We rejoin the motorway. Initially there is a toll, but it is only 2Euro or so (more of this later). We now speed south making up for lost time (as I constantly reminded. All goes smoothly until we reach the point where we must leave the motorway and begin heading for the coast again. The road at this point is in good condition, but is twists its way across some high hills (most of Italy, I am beginning to realise is mountains) and overtaking is not really an option. We can see the road snaking ahead as it climbs and drops. There is a Campervan visible way ahead. We steadily gain on him and soon find it is an ancient arthritic Italian job. There is no chance of us overtaking him on the twists and climbs of this road. Steadily the queue of cars behind us builds up, although the odd suicidal Alpha driver goes for it and overtakes both of us with zero visibility ahead, most opt to stay alive. The crawling Italian shows no sign of pulling over to allow us to pass, so for the next 50kilometres of so, I pull over, and allow the cars behind to pass, so at least they have to overtake only one campervan. Eventually he turns off, oh joy. We do not know it at this point, but we will see the Italian van again soon.

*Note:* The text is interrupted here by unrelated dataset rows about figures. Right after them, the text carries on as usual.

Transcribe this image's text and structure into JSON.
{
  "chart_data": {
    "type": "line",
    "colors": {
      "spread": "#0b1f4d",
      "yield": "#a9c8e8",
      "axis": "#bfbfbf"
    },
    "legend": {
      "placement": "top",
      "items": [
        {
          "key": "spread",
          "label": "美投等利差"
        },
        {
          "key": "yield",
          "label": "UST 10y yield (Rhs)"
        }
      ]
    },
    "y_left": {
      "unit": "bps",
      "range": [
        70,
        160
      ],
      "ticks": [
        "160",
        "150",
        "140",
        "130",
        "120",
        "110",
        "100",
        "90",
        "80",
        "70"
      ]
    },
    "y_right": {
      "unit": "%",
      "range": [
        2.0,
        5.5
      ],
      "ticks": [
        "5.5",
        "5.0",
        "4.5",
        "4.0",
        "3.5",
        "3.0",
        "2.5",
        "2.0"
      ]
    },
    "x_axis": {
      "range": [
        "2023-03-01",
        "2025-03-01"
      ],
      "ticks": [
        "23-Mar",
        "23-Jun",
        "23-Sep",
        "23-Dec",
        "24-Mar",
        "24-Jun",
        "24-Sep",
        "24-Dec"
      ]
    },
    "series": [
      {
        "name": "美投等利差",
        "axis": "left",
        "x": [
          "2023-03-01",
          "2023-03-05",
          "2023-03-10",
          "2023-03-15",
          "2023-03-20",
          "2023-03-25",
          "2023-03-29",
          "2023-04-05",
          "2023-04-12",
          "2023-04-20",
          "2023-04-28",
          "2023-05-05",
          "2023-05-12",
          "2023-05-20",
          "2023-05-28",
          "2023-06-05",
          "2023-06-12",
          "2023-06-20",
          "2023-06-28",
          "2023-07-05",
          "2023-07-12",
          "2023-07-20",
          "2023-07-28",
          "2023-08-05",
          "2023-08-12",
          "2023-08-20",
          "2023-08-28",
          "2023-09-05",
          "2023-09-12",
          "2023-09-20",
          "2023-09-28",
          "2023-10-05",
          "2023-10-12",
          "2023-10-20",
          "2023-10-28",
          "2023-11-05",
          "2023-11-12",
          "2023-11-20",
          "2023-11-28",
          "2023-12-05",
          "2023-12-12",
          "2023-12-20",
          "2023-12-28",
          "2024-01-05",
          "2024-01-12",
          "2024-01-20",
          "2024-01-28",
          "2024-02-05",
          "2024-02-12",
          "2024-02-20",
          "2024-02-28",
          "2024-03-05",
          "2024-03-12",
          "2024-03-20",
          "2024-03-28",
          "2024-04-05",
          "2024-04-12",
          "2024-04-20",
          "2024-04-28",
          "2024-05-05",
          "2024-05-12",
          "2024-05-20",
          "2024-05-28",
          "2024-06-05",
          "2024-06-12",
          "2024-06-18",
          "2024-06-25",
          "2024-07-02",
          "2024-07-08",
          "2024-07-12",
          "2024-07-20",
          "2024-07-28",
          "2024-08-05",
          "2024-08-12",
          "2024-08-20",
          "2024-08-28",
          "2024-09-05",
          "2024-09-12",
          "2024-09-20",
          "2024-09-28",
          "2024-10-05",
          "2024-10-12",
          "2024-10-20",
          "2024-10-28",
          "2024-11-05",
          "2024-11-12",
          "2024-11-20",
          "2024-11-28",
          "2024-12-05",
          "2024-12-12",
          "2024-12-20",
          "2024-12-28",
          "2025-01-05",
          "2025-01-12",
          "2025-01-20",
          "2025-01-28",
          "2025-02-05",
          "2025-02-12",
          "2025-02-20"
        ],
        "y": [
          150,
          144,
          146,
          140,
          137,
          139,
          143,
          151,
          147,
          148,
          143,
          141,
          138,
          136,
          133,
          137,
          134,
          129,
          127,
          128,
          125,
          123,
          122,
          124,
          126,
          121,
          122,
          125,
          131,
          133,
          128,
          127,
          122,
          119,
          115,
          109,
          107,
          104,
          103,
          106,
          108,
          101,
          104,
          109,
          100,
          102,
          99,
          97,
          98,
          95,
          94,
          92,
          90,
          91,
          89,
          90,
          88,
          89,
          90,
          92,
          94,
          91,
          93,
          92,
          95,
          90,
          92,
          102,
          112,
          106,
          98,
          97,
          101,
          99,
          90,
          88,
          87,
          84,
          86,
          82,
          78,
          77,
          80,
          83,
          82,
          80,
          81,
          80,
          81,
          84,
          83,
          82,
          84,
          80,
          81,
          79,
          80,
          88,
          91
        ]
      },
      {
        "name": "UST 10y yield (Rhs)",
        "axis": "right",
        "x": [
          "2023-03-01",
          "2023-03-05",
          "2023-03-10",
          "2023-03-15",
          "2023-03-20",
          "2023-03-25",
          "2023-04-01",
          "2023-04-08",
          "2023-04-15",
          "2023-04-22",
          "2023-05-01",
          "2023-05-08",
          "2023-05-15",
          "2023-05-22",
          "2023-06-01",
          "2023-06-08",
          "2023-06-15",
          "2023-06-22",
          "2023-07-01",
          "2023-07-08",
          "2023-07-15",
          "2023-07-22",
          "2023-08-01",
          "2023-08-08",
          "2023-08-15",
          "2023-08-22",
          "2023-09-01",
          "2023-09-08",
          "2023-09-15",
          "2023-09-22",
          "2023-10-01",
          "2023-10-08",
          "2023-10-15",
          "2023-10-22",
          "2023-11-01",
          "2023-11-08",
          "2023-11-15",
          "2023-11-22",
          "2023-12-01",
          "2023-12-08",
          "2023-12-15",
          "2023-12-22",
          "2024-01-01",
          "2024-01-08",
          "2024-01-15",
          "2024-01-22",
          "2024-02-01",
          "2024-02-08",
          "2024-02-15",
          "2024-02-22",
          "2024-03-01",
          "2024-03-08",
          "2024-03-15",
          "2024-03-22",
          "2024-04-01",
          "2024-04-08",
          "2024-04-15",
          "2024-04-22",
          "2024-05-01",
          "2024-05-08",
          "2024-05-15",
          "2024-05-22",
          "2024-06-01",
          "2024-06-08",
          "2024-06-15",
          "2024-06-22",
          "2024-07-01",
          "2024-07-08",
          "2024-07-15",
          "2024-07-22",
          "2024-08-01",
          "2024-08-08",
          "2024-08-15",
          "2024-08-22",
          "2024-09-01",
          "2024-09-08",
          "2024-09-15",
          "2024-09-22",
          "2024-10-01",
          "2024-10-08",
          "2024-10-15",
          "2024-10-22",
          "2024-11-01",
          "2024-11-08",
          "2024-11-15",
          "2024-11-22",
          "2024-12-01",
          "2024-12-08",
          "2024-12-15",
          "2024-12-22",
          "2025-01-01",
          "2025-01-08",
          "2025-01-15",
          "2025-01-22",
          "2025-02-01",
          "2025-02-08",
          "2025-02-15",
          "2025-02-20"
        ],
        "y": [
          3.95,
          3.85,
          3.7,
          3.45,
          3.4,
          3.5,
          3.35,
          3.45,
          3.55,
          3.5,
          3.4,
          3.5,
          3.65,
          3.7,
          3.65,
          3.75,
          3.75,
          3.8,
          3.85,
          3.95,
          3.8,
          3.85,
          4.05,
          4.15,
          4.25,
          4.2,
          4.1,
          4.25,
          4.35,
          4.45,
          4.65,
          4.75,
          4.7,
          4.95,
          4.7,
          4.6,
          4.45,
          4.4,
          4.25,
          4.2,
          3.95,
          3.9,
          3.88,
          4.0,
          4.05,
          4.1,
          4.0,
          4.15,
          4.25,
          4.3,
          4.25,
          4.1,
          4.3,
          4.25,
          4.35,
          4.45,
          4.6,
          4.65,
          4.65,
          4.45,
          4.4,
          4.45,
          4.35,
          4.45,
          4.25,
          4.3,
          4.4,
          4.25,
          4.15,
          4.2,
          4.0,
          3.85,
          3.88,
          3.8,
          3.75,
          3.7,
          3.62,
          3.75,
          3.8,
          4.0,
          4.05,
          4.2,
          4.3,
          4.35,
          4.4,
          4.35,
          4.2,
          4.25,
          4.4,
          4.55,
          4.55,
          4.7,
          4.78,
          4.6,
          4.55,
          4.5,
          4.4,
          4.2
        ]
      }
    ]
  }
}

We arrive at our selected campsite (La Mantinera 1547), it looks very posh, our hopes are raised. But, despite the opening date given in the ACSI book, it is closed. All is not lost, there is another site (1546) only a kilometre along the road, it is actually nearer to the town (and the church), so it may be better anyway we tell ourselves.
We drive along there, infront of us, waiting to check-in is the arthritic Italian van!, how did he get here ahead of us?, he obviously knew a shortcut not known to our satnav.
We settle in, there are some good points. The facilities are excellent, with lost of hot water (an unexpected luxury we have discovered in Italy, they must use cold showers as a form of birth control I think). It gets better, it is an easy cycle to the town and there is a church. Now the negative, there is a railway line next to the site with highspeed trains passing regularly, the good news is they stop about 10:00pm.
As usual almost everyone there is Dutch or German, but we soon notice another English van, George and Anne who are (or were) planning to go to Sicily. They have made it as far south as Gallipoli, but at that point have decided they are running out of time, and must start heading north again, hence we find them here.
From them we learn were the ferry leaves from, how much it will cost, that the motorway is free all the way to the ferry terminal (we find out why later), and they kindly loan us their “Sicily Book” with the understanding we will post it to them on our return.
We venture out to explore on our bikes. There is a fine promenade complete with cycle track which runs for several kilometres along the coast. But this is a strange place, clearly at some point there has been a decision to built a resort here, and indeed whole sections have been built, such as the promenade, but at the same time many developments (houses, hotels etc) are unfinished, and clearly work on them has been abandoned for several years.
As we cycle along, we spot a church, on the hill side. It would be of course. We cycle towards it. Eventually the climb becomes so steep, that the road gives way to steps. We park the bikes, and climb the steps. At the top is an amazing church come grotto built into the hillside. It is clearly in use, but it turns out only on special occasions and there is no service there tomorrow (Sunday). We return to our bikes and cycle into town, where we find the somewhat anonymous but functioning modern church. There is no notice board advertising mass times, but a helpful Italian lady converses with in sign language to convey that mass is at 11:00am the next day.